間違いない。そう――僕もクレリアさんから訊から。なによりも、それを女神であるラナが太鼓判を押した。その上、今僕の後ろで楽し気に、きゃははと笑うミレアは、この局面を今までずっと待っていたかのように楽しんでいる。
その彼女もまた、そうと言っていた。気分やでよく分からないミレアでさえ、その真実を認めていた。

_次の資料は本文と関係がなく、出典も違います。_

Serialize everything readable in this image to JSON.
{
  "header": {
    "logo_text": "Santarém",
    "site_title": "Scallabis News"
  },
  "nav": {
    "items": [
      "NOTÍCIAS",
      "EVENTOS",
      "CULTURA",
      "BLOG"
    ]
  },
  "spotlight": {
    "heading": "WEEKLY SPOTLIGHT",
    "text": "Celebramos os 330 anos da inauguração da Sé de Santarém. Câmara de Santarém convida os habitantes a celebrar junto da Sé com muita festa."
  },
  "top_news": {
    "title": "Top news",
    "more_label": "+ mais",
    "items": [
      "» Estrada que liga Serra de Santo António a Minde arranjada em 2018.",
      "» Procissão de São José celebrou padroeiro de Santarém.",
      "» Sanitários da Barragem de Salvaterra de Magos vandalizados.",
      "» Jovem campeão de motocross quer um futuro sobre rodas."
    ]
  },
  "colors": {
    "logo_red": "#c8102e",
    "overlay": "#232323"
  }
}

だから、僕は確信をしていたし、だからこそ――止めようとした。
「うそ……ですよね……」
「嘘じゃないよ。なんにも知らないんだね。まあ――フィーもアンジェちゃんのこと昨日まで知らなかったけど」
やめろ……。
「にしても……。なんの因果だろうね、こんなところでたまたま出会うなんて」
やめろ……。
「おにいさん……」
恐る恐る僕の方へ振り帰り問うアンジェ。
まるで、嘘と言ってほしそうな、僕に救いを求めるように、こわばった声で。
いや、嘘と言ってほしいのだろう。ああ――言えることなら、僕だって言いたいけれど。
「嘘ですよね?おにいさん……」
「フィーは嘘ついてないんだけどなぁ」
やめろ……。
「おにいさん……」
ああ……くそう……。
僕はアンジェに声をかけることができなかった。
泣き出しそうなその顔を見て、僕は何も言うことも……。
アンジェの顔がゆっくりと、ゆっくりと崩れていく。
そうして……。
「……おにいさん!」
叫んだ。涙を流し、僕へ向けて、僕に否定してほしくて……。
どうして僕は言ってあげられない?ただ一言、フィーの言っていることは嘘だと、僕が嘘をつけばいいだけの話なのに。そうすればアンジェはきっと僕のことを信じる。
真実がどうであろうと、目を背け、僕のことを信じる。
けれど……。
僕はアンジェの為に、何でもするんじゃなかったのか?
アンジェに憎まれてもいいそう、思ったんじゃないのか?
これは……。
また、僕の……。
僕の偽善なのか?
「きゃはは――」
戸惑う僕の傷を治しながら、ミレアが不意に笑い声を上げた。
楽しそうだ。これでもかってほどの楽しそうだ。
目の前で、驚愕し、悲しむアンジェをみてはこいつは楽しんでいる。